Yesterday evening, in deep dusk after a day of storms, I was reading in bed when my husband came dashing in to show me a photo he'd just taken of a black bear in our yard. Except for one that passed through the corner of the yard last summer, we haven't seen a bear in our yard for years, and have never got a good picture of the event. My husband was sitting in the dining room when he noticed a couple of young women standing in the street, snapping photos with their phones. A good-sized bear was heading into our yard. Seeing it was going to go pass between our house and the next, a narrow strip, he ran to get the camera. He snapped his photo from the side porch, just in time. "It was moving fast, all wet from the rain, and hustled into the trees at the back. I didn't get to take a second shot."

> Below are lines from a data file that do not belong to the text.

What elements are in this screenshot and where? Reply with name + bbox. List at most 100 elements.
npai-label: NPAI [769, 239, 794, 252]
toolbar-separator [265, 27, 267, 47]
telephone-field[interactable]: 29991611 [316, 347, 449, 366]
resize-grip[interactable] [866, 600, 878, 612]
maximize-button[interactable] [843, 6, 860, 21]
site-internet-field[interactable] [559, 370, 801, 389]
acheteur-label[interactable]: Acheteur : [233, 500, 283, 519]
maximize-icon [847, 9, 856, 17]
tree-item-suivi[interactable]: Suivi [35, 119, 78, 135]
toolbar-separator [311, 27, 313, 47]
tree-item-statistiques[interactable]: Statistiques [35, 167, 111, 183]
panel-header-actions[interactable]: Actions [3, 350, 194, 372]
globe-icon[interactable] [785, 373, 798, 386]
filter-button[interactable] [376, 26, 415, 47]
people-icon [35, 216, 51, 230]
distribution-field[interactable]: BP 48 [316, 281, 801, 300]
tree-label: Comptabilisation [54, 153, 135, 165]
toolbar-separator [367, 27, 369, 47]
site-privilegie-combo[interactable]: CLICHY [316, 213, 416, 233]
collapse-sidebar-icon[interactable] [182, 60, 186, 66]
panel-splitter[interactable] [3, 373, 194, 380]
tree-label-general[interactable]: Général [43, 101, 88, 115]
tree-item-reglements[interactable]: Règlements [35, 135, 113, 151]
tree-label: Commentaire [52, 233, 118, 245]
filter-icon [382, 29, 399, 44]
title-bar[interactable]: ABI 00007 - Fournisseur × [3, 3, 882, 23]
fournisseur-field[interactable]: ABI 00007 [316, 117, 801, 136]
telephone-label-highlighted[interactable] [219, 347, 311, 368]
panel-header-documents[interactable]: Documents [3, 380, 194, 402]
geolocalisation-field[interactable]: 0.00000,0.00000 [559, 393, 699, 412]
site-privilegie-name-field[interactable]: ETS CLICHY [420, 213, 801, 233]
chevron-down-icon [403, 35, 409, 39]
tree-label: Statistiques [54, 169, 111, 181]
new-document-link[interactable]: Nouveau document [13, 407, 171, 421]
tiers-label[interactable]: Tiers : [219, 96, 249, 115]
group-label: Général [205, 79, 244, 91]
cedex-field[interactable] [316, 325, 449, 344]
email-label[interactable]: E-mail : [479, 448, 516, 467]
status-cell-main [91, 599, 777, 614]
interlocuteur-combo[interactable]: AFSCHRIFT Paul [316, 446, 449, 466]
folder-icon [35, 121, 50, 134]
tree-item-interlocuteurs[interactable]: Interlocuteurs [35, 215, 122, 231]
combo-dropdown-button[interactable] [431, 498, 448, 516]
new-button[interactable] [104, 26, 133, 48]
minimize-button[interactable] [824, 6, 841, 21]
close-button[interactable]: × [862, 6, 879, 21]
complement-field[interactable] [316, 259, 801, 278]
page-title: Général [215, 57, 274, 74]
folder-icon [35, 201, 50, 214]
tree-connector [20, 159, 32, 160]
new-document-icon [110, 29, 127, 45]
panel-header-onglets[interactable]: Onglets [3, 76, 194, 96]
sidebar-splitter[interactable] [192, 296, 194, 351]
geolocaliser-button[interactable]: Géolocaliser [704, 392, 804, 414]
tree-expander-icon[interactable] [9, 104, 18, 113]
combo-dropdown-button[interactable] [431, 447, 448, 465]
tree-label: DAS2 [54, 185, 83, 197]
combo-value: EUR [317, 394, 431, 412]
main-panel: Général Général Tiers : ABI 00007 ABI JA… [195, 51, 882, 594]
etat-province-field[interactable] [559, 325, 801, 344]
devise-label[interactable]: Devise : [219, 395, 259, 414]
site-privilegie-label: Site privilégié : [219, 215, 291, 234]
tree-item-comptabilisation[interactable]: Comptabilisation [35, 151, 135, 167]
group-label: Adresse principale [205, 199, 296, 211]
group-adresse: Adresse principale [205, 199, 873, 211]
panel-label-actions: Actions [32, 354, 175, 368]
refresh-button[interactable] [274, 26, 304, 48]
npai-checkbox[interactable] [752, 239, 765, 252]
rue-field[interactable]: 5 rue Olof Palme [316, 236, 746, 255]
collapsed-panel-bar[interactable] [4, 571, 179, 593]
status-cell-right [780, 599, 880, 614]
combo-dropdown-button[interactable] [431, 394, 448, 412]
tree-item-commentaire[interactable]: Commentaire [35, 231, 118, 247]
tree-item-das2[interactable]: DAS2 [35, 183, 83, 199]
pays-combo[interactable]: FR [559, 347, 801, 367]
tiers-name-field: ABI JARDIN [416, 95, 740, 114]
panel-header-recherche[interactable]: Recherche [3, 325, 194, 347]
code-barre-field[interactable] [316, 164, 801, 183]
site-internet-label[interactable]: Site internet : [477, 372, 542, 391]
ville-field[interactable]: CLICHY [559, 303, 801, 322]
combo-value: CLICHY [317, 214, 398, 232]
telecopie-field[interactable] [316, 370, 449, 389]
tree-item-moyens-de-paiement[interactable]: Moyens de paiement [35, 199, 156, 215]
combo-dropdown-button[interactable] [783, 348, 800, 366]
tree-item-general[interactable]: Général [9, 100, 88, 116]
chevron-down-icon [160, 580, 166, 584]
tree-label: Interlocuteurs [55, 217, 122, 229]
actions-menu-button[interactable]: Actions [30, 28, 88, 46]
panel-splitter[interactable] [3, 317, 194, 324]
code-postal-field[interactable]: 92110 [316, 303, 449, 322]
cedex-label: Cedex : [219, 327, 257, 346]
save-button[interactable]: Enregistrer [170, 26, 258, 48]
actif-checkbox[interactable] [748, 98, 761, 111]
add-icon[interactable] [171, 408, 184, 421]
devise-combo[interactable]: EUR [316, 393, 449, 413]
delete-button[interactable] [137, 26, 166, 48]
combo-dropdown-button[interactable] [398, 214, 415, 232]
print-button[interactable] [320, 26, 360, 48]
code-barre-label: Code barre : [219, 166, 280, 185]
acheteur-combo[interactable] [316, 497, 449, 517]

Here's the photo he took of the bear passing between our strip of river rock and the neighbour's wood pile (covered with plastic camouflage material):
For a side view of a black bear, here's a photo my husband took in July 2005, while taking a walk through the neighbourhood. In broad daylight, a bear passed the front door of a house a few blocks away:
Duluth, although it is not a tiny city (about 80,000 people), is situated on the shore of a huge lake surrounded by mostly unpopulated land. There are small towns scattered about, but mostly there is forested or boggy land. I think that's why so much wildlife can be seen right in town. Rabbits, for instance -- though rabbits live anywhere. Rabbits are so plentiful I haven't bothered to take photos of them. Some years they are like lawn ornaments. But we've been seeing foxes lately, too, which may explain the recent drop in rabbit sightings. And deer. Have I mentioned we have have lots of deer? There is a bow hunt in the city limits every year to try to control the number. They are very pretty but very bold and great eaters of landscaping.
Here is a doe with a brand new fawn, taken in June. Yesterday while making dinner, I saw a doe with two spotted fawns, bigger than this one, of course, walking down the middle of the street. They seemed unconcerned by the occasional cars passing, merely moving onto adjacent lawns as they went by:
Here's a nice shot my husband took of a young deer just standing and looking at him, quite close, while he took the picture. This was taken February 2009:
Here's a great shot my husband got in August 2008 of a beautiful buck, his antlers still in velvet. My husband crept through the greenery between the houses on the next block to take the picture:
Here's another handsome buck, photographed in the alley behind the houses across the street. This was taken in the fall (November 2004), its antlers without velvet:
In the old days, four-legged predators killed deer -- lynx, bob cats and mountain lions, now seldom sighted -- and wolves. Hunting in packs, wolves could even bring down a moose, if it was young or old or weak (moose have been seen in town, but very rarely; their recent decline is being studied). Nearly brought to extinction in Minnesota, wolves have made a come-back, but they are seldom seen.
My husband took this photo of a wolf from his father's truck, spotted in the woods as they drove down a two-lane country highway, returning from a fishing trip in September 2005. How lucky they were to see a wolf -- alive, not in captivity -- and to snap of picture of it.
Not all the wildlife is big. Here's an Eastern chipmunk ("chippy-buddies", the kids call them). This one is living in the retaining wall around the patio. I took his photo when he came out to have a scratch. They are very cute, very amusing, but their burrows can undermine structures, naughty things:
And here's one of the most exotic predators we've seen in our neighbourhood. I saw him on our wall, September 2005, and dashed out with a camera to take his picture:
Ha ha! I think this cat must have had a seriously burred or matted coat to be thus sheered. "Look," we cried, "a lion-cat!" I've seen it in years since, its coat grown out, a very handsome beast.